Здравствуйте! Возможно ли как-то активизировать функцию автозаполнения реквизитов контрагента в 1с 8.3 Бухгалтерия 3.0 без подписки итс?

----------


## Online_Z

если программа лицензионная, то сервис автозаполнения реквитов по ИНН  (1С:Контрагент) можно активировать отдельно без оформления подписки ИТС. 
Активация сервиса на 12 месяцев с лимитом в 7200 обращений будет стоить 4800 руб.
http://www.online-ufa.ru/products/1c-kontragent.php
Для активации сервиса нужно сообщить партнеру 1С,  через которого планируете подключаться,  регистрационный номер комплекта 1с.
Если интернет-поддержка ранее в программе уже была настроена,  то дополнительно ничего не требуется, активация пройдет автоматом.

----------


## alexandr_ll

> Здравствуйте! Возможно ли как-то активизировать функцию автозаполнения реквизитов контрагента в 1с 8.3 Бухгалтерия 3.0 без подписки итс?
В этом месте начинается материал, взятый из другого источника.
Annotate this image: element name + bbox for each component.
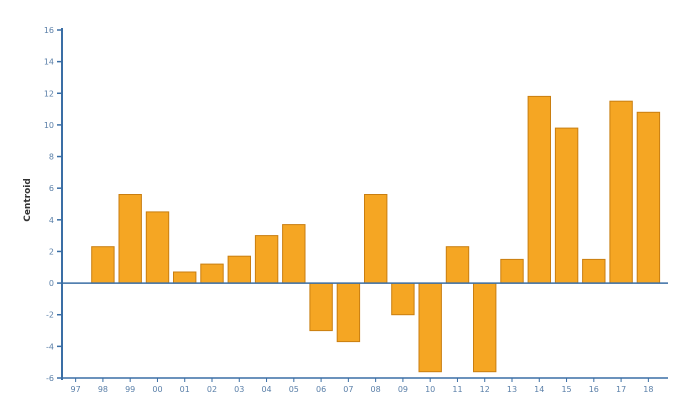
bar-18 [636,111,661,284]
bars-layer [91,95,661,373]
x-tick-label: 97 [71,385,81,394]
y-tick-label: 12 [44,89,54,98]
x-tick-label: 98 [98,385,108,394]
bar-09 [391,282,415,316]
x-tick-label: 15 [561,385,571,394]
x-tick-label: 06 [316,385,326,394]
x-tick-label: 17 [616,385,626,394]
bar-05 [282,224,306,284]
y-tick-label: -4 [46,342,54,351]
y-tick-label: 16 [44,26,54,35]
x-tick-label: 03 [234,385,244,394]
bar-02 [200,263,224,284]
x-tick-label: 11 [452,385,462,394]
bar-08 [364,194,388,284]
x-tick-label: 14 [534,385,544,394]
x-tick-label: 12 [480,385,490,394]
x-tick-label: 13 [507,385,517,394]
x-tick-label: 05 [289,385,299,394]
y-tick-label: 10 [44,121,54,130]
bar-11 [445,246,470,284]
x-tick-label: 10 [425,385,435,394]
y-tick-label: -6 [46,374,54,383]
x-tick-label: 16 [589,385,599,394]
y-ticks: -6 -4 -2 0 2 4 6 8 10 12 14 16 [44,26,62,383]
x-tick-label: 07 [343,385,353,394]
bar-15 [554,127,579,284]
x-tick-label: 09 [398,385,408,394]
bar-14 [527,95,551,284]
y-tick-label: 6 [49,184,54,193]
x-tick-label: 02 [207,385,217,394]
bar-01 [173,271,197,284]
bar-98 [91,246,115,284]
y-tick-label: 0 [49,279,54,288]
x-tick-label: 18 [643,385,653,394]
bar-17 [609,100,633,284]
y-tick-label: 14 [44,58,54,67]
y-tick-label: -2 [46,311,54,320]
bar-04 [254,235,279,284]
x-tick-label: 04 [261,385,271,394]
x-tick-label: 99 [125,385,135,394]
bar-07 [336,282,361,343]
x-tick-label: 08 [371,385,381,394]
bar-13 [500,258,524,284]
bar-99 [118,194,142,284]
bar-06 [309,282,333,332]
y-tick-label: 8 [49,153,54,162]
y-axis-label: Centroid [23,178,33,222]
y-tick-label: 4 [49,216,54,225]
bar-10 [418,282,442,373]
y-tick-label: 2 [49,247,54,256]
bar-03 [227,255,252,284]
x-tick-label: 00 [152,385,162,394]
bar-12 [473,282,497,373]
bar-00 [145,211,170,284]
x-ticks: 97 98 99 00 01 02 03 04 05 06 07 08 09 10 11 12 13 14 15 16… [71,378,653,394]
bar-16 [582,258,606,284]
x-tick-label: 01 [180,385,190,394]
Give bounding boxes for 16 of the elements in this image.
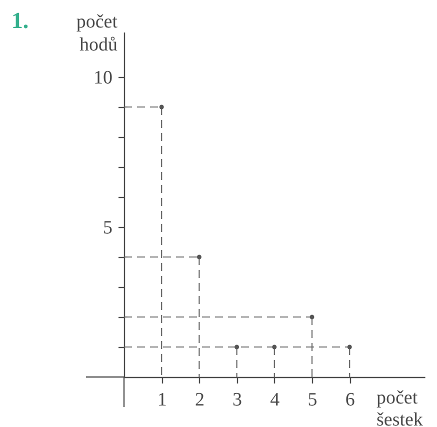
point — [347, 344, 352, 350]
point — [310, 314, 314, 320]
point — [159, 104, 164, 110]
point — [196, 254, 202, 260]
text: 1. — [11, 8, 29, 33]
x-axis-title: počet šestek — [376, 388, 424, 427]
y-tick-label: 10 — [94, 68, 112, 88]
point — [272, 344, 277, 350]
x-tick-label: 2 — [194, 390, 204, 410]
x-tick-label: 4 — [270, 390, 280, 410]
y-axis-title: počet hodů — [76, 12, 118, 56]
x-tick-label: 6 — [345, 390, 355, 410]
x-tick-label: 3 — [232, 390, 242, 410]
x-tick-label: 5 — [308, 390, 318, 410]
x-tick-label: 1 — [157, 390, 167, 410]
point — [234, 344, 240, 350]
Можно использовать бесплатные альтернативные решения
--------------------------------------
http://infostart.ru/public/414006/
https://cloud.mail.ru/public/DmMu/n2HJFjH4V
--------------------------------------
http://infostart.ru/public/447083/
https://cloud.mail.ru/public/J6wk/owWyJw6kb
------------------------------------------------------
http://infostart.ru/public/445970/
https://cloud.mail.ru/public/69Gy/xLu5ChFRq
---------------------------------------------------
И другие

----------

alex-babkin (25.09.2020), diocompany (14.06.2020), eremei_nic (06.03.2020), gazanil (17.01.2017), James48246 (18.11.2022), kaluganin (25.02.2020), kamil593 (04.10.2019), lekhaplaton (16.01.2017), maklyak (29.03.2017), Masik777 (17.02.2018), maztech (05.02.2021), mis_ra (29.04.2021), myst1 (31.07.2018), neverx6 (20.01.2022), nikoros52 (04.02.2020), NNS (20.01.2017), Sheriff-73 (03.05.2018), spaka (22.11.2017), tak_tak777 (27.04.2022), Veta K (04.03.2020), yurii_z (30.11.2017)

----------


## gazanil

> Можно использовать бесплатные альтернативные решения
> --------------------------------------
> http://infostart.ru/public/414006/
> https://cloud.mail.ru/public/DmMu/n2HJFjH4V
> --------------------------------------
> http://infostart.ru/public/447083/
> https://cloud.mail.ru/public/J6wk/owWyJw6kb
> ------------------------------------------------------
> http://infostart.ru/public/445970/
> ...


Спасибо большое!
А Вас нет случаем http://infostart.ru/public/447083/ версии 1.6 или 1,7. ?

----------

nasha4 (04.02.2020)

----------


## baxtep

может есть что свежее?

----------


## Dilivio

Пожалуйста скачайте для БП свежий релиз http://buh.ruboard.ru/public/447083/

----------


## Soneks

> Пожалуйста скачайте для БП свежий релиз http://buh.ruboard.ru/public/447083/


Услуга стала платной. Есть свежие альтернативы? Спасибо.

----------


## Сергеевич

Ребята скажите есть ли возможность в базовую версию 1с 8.3 бухгалтерия 3.0 вставить расширение  не снимая с поддержки?

----------


## Fltr

> Ребята скажите есть ли возможность в базовую версию 1с 8.3 бухгалтерия 3.0 вставить расширение  не снимая с поддержки?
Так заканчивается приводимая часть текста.